En esas condiciones, Donald Trump se convirtió en pato cojo, se dedicó a intentar dar un patético autogolpe de estado, y dejó el asunto TikTok completamente sin resolver, hasta que ahora, una nueva administración norteamericana considera, con una lógica absoluta, que lo mejor es archivar todo el vergonzoso episodio como perteneciente a los tiempos oscuros en los que la política internacional norteamericana se sumió en el más absoluto patetismo.

¿Quiere esto decir que TikTok ha ganado la batalla? Indudablemente, ganar batallas a una figura como Donald Trump no es difícil: basta con hacer las cosas con un mínimo de coherencia y esperar los errores del peor presidente de la historia de los Estados Unidos. Pero eso no quiere decir, ni mucho menos, que TikTok se vaya de rositas: a partir de aquí, la administración Biden debe reexaminar la coyuntura con China, las condiciones en las que operan las compañías norteamericanas en el país, y obtener todos los apoyos internacionales que pueda para presionar al gigante asiático y obtener una situación que plantee un cierto nivel de reciprocidad. En el caso concreto de TikTok, eso debe incluir una vigilancia férrea de las actuaciones de la compañía, un esclarecimiento de sus operaciones con datos de ciudadanos del país, y un respeto absoluto a sus normas, incluyendo todo lo relacionado con sus prácticas con respecto a menores de edad.

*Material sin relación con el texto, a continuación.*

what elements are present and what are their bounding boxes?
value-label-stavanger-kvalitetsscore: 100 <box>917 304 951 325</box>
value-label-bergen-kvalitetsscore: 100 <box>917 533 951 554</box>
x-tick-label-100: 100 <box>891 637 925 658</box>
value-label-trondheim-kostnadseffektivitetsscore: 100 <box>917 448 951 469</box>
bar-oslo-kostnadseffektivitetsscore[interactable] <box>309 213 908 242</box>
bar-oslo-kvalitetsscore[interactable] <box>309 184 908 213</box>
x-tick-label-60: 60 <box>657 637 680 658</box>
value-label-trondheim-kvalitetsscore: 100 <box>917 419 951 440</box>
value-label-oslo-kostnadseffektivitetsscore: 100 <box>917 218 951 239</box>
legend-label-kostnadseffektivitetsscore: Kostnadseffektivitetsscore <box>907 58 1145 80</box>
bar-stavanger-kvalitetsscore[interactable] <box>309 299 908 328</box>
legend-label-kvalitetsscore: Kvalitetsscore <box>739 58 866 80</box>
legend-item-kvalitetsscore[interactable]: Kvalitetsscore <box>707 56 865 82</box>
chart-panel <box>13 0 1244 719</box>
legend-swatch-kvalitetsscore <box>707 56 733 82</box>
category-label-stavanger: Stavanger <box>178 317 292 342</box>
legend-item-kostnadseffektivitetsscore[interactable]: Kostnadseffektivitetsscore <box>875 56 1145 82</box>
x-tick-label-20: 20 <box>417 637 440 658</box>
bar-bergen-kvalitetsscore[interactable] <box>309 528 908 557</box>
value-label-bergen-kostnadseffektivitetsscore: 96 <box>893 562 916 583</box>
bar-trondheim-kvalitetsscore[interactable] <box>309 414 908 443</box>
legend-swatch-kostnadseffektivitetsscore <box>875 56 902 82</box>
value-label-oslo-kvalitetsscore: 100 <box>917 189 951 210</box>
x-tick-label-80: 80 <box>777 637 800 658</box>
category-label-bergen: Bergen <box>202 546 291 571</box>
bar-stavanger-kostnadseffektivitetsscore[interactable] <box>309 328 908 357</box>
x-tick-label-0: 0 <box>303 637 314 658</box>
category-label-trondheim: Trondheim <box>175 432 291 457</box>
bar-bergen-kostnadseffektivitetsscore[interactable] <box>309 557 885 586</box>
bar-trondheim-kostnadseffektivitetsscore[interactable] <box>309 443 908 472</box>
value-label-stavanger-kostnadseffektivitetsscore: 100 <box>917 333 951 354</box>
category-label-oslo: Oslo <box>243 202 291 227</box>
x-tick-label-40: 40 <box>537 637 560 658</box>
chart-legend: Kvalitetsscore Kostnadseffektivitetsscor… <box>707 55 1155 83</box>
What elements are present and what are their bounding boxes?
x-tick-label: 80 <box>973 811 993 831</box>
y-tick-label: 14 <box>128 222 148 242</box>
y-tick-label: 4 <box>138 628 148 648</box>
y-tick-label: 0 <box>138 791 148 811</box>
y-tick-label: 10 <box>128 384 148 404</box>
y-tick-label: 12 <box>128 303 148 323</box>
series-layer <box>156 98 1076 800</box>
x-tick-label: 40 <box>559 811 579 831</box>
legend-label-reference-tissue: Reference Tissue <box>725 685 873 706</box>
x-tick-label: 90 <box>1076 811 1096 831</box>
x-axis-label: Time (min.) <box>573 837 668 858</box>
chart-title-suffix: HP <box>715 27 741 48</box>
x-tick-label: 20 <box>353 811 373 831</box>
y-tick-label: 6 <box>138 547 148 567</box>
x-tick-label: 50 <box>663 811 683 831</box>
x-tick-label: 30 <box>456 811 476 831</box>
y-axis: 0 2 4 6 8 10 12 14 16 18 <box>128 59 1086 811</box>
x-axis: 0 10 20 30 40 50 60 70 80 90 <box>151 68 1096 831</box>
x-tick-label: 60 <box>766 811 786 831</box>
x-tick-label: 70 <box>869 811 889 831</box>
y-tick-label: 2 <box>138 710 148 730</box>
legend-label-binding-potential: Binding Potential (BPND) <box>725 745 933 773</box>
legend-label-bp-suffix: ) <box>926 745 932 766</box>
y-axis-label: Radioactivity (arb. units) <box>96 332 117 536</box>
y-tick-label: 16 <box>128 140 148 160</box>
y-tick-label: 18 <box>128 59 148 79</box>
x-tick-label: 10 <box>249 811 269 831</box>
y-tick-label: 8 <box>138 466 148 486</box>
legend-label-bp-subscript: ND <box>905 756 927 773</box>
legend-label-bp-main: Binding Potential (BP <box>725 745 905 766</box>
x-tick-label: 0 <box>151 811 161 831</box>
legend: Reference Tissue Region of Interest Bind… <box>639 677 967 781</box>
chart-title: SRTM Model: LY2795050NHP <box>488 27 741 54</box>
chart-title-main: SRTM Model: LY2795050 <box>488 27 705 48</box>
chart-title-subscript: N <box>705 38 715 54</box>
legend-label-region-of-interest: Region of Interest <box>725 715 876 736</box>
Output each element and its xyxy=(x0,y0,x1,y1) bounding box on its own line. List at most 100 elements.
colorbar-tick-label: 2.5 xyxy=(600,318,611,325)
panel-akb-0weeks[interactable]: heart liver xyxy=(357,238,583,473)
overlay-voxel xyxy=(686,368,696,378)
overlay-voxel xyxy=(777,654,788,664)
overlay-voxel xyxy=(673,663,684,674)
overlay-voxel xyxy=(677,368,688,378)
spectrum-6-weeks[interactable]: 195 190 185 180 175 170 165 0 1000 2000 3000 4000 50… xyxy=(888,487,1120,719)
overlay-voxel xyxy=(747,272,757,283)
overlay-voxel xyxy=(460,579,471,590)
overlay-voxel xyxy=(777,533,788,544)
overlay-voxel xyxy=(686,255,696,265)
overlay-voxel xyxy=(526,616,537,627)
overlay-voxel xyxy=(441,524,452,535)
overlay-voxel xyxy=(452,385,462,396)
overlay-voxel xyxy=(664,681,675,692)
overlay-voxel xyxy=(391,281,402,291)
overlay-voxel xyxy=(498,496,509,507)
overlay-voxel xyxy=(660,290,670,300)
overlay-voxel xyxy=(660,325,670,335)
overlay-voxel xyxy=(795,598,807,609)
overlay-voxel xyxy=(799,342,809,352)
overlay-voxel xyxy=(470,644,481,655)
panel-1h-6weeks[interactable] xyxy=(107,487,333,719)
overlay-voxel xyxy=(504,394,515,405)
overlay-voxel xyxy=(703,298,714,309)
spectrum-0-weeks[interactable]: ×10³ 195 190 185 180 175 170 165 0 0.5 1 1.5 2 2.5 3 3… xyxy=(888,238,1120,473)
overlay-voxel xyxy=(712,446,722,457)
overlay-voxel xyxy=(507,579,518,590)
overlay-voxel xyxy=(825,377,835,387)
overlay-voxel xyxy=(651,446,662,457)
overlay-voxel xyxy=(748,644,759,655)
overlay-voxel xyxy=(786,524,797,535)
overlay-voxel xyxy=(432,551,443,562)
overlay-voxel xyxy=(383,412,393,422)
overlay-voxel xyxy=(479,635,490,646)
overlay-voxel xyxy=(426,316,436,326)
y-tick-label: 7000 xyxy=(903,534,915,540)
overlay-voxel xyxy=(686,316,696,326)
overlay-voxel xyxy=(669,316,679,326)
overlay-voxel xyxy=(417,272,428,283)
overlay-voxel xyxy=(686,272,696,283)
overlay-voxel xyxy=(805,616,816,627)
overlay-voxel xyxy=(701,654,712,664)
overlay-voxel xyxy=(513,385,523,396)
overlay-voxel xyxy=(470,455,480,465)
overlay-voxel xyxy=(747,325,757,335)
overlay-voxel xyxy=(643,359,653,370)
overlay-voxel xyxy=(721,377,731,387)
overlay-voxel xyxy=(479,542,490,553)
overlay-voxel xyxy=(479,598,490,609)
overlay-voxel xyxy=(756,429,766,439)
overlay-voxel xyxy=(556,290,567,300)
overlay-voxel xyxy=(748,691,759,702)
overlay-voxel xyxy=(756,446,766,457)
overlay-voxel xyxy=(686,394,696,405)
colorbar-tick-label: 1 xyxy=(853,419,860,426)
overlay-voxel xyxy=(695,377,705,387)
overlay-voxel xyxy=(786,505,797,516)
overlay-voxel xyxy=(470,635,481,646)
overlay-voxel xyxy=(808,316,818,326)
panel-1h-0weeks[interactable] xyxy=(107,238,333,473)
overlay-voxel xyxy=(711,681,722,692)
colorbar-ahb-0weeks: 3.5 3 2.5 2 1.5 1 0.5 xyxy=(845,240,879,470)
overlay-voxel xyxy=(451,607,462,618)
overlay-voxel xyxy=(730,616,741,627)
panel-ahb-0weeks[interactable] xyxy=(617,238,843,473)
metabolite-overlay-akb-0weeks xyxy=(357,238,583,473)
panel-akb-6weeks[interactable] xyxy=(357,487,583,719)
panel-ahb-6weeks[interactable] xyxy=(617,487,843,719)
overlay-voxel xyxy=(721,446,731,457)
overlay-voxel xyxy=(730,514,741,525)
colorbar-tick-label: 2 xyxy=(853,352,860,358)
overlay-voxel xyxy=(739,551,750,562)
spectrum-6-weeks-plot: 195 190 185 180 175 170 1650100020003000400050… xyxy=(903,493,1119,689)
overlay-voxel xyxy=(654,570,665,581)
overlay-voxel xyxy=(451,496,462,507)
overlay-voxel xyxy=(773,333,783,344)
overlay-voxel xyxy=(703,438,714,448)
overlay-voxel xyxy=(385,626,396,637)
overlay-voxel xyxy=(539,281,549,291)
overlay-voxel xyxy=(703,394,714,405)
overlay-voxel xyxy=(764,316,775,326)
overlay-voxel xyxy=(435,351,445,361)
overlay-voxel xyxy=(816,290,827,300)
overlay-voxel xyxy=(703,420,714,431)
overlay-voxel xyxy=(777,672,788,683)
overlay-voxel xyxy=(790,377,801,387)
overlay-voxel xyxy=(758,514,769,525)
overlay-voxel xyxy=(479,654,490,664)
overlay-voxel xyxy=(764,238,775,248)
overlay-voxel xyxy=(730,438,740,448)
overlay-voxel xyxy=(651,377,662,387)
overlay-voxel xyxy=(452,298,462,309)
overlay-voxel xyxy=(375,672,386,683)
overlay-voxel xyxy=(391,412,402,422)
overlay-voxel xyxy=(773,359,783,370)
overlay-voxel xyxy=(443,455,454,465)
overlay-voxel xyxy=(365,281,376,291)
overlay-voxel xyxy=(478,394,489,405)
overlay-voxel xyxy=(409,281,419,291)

En términos de liderazgo, confundir una retirada temporal con un síntoma de debilidad sería un grave error: que la administración Biden no quiera involucrarse en operaciones tan mal planteadas y tan indefendibles como la de TikTok no quiere decir que no vaya a hacer nada al respecto de sus relaciones con la compañía, o con respecto a las relaciones comerciales con China. No es que no haya que hacer nada, sino que las cosas hay que hacerlas de otra manera, siguiendo una lógica coherente y apelando al consenso internacional, no como las haría un matón de patio de colegio. Y a eso, en los libros de texto de política internacional, se le llama liderazgo responsable. Precisamente aquello que los Estados Unidos de Donald Trump no fueron capaces de mostrar al mundo durante cuatro largos y oscuros años.